Santa House’s new location stirs Auburn merchants

Colleen Barry was headed to her restaurant, The Kitsch-En, one recent morning when she passed by the B Street Plaza, home for many Christmas seasons to Santa and his little house.

Colleen Barry was headed to her restaurant, The Kitsch-En, one recent morning when she passed by the B Street Plaza, home for many Christmas seasons to Santa and his little house.

And there Barry’s eyes beheld an astonishing sight — Santa and his tiny domicile had vanished.

The jolly old elf, it seems, had slipped into his nifty flame-red pants, rolled up his sleeves, pulled on his shiny black boots and trotted two blocks west to the downtown plaza opposite Auburn City Hall, house in tow.

For Barry and downtown merchants, the relocation of old St. Nick’s House to West Main and South Division came as a complete surprise.

Actually, an unpleasant shock to many business folk who had always welcomed the overflow business traffic from the Santa House — and never more so than in these hard times.

“I stopped and I looked, and I felt like a knife stabbed me in the heart,” Barry said. “I did, it was really sad. Because that’s where it’s always been. And I’m sitting here going, ‘It feels like they’re taking more away from us.'”

“Us” being the business owners who’ve heard plenty of talk over the years about “reinvigorating the downtown” and “bringing business” to hard-pressed merchants.

“They say, ‘let’s keep ’em busy.’ Then, this,” said Barry.

There are concerns about the new locale of the Santa House, cheek to jowl with unfinished South Division Street, and plunked down on the rather spartan Downtown Plaza.

What merchants want to know is this: who told Santa, “go west, fat man?” And why didn’t they say a word about the move to The Auburn Downtown Association (TADA) and the businesses?

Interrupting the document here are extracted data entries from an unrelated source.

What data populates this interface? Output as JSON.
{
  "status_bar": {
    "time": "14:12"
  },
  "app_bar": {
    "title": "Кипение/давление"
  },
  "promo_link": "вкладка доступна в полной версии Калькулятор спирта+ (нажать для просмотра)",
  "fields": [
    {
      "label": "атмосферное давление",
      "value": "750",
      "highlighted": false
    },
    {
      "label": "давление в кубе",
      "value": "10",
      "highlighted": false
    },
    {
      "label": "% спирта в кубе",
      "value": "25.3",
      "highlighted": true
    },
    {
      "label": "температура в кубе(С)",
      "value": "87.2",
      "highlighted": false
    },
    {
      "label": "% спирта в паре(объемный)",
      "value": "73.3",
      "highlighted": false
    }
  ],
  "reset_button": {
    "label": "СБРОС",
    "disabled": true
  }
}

“One thing was the lack of communication,” said Kathleen Keator, director of TADA. “I’ve had to answer to some of the downtown businesses on why it was moved. Well, I didn’t know it was going to be moved. From what I understand, the Optimists asked the City, and the City approved.

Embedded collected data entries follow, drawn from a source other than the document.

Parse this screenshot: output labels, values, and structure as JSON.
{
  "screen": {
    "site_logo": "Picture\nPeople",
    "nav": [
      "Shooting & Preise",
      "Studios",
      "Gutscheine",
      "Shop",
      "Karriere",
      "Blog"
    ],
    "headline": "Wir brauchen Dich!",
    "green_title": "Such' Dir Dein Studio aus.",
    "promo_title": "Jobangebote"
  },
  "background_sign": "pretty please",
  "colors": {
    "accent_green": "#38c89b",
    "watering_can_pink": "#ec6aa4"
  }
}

“… Hindsight being 20/20, I would probably have talked to my board about having something going on in the B Street Plaza during this period, whether it be carolers or another form of entertainment,” Keator said.

Jim Fletcher, a member of the Optimists, who run the Santa House, said the prompting came from Auburn City Hall.

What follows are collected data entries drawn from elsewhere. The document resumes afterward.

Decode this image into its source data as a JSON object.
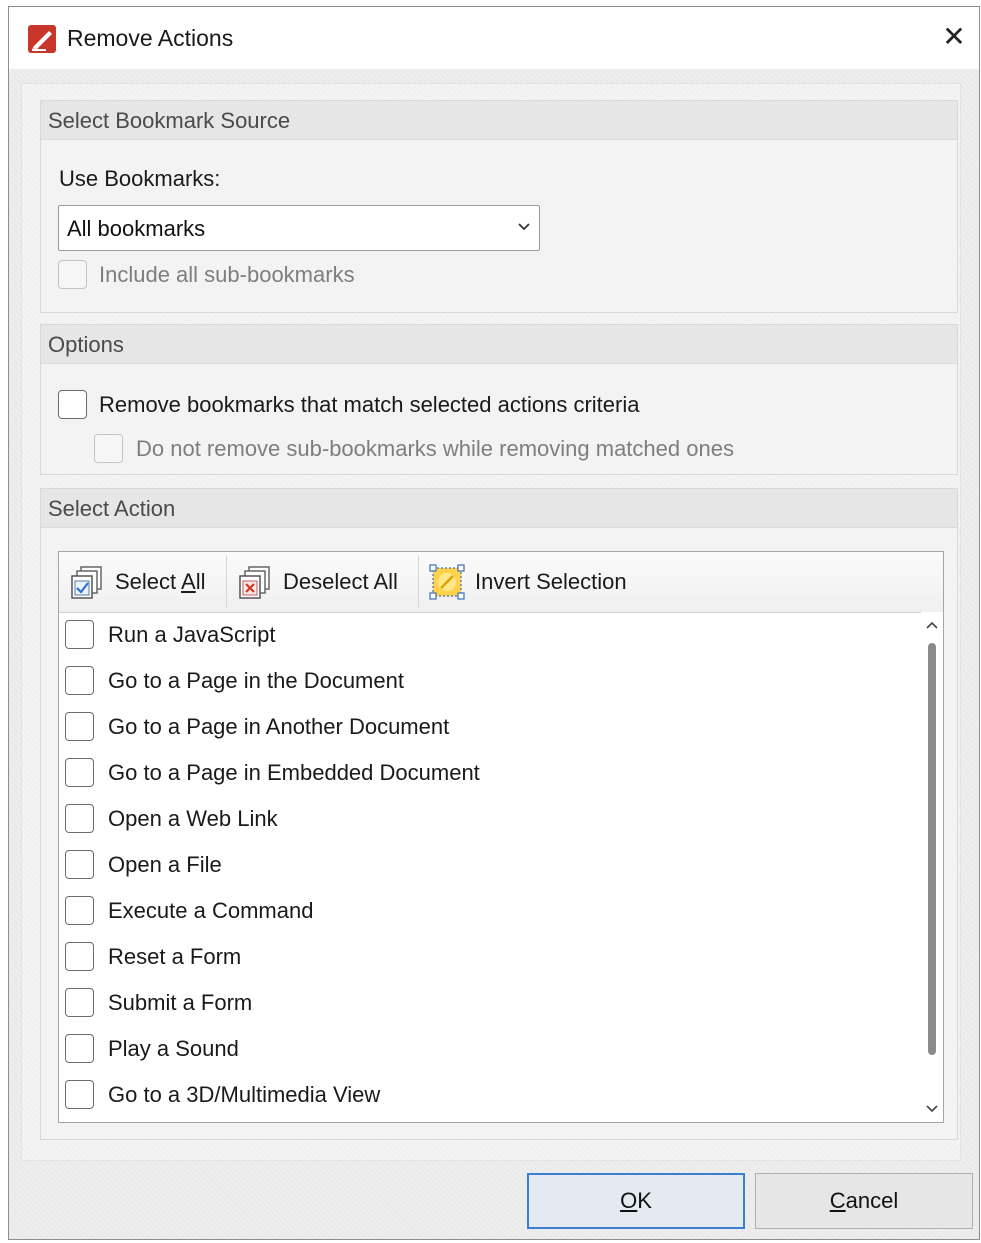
{
  "window": {
    "title": "Remove Actions",
    "close_glyph": "✕"
  },
  "bookmark_source": {
    "header": "Select Bookmark Source",
    "use_label": "Use Bookmarks:",
    "select_value": "All bookmarks",
    "include_sub": {
      "label": "Include all sub-bookmarks",
      "checked": false,
      "enabled": false
    }
  },
  "options": {
    "header": "Options",
    "remove_matching": {
      "label": "Remove bookmarks that match selected actions criteria",
      "checked": false,
      "enabled": true
    },
    "keep_sub": {
      "label": "Do not remove sub-bookmarks while removing matched ones",
      "checked": false,
      "enabled": false
    }
  },
  "select_action": {
    "header": "Select Action",
    "toolbar": {
      "select_all_pre": "Select ",
      "select_all_u": "A",
      "select_all_post": "ll",
      "deselect_all": "Deselect All",
      "invert": "Invert Selection"
    },
    "items": [
      {
        "label": "Run a JavaScript",
        "checked": false
      },
      {
        "label": "Go to a Page in the Document",
        "checked": false
      },
      {
        "label": "Go to a Page in Another Document",
        "checked": false
      },
      {
        "label": "Go to a Page in Embedded Document",
        "checked": false
      },
      {
        "label": "Open a Web Link",
        "checked": false
      },
      {
        "label": "Open a File",
        "checked": false
      },
      {
        "label": "Execute a Command",
        "checked": false
      },
      {
        "label": "Reset a Form",
        "checked": false
      },
      {
        "label": "Submit a Form",
        "checked": false
      },
      {
        "label": "Play a Sound",
        "checked": false
      },
      {
        "label": "Go to a 3D/Multimedia View",
        "checked": false
      }
    ]
  },
  "footer": {
    "ok_u": "O",
    "ok_rest": "K",
    "cancel_u": "C",
    "cancel_rest": "ancel"
  },
  "colors": {
    "accent": "#3c7fd1",
    "app_icon": "#c8352a"
  }
}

“The City does the moving and they suggested that we set up there, and we went along with that,” Fletcher said. “Because as the years went by, being beside a tavern was a problem.”

Mayor Pete Lewis said it was the Optimists’ idea, concerned, as Fletcher said, about the proximity of the tavern to the House and its legions of boys and girls with visions of sugarplums dancing in their heads.

“What really happened was the Optimists asked for the move,” Lewis said. “It wasn’t something the City did. The Optimists got tired of being situated next to the smokers and the people drinking, and they didn’t think it was a good place for it to be around kids.”

The owner of the adjacent Home Plate Pub, Henry DeHoog, holds fundraisers every year and donates money raised to the Optimists for local kids.

“I really don’t know why they moved, no one approached us,” DeHoog said.

A call to nearby Rottles Clothing and Shoes was not returned.

Has the move affected traffic at the Santa House? Fletcher said the Optimists haven’t had a meeting since the Santa House opened Dec. 3 and won’t know until next Wednesday.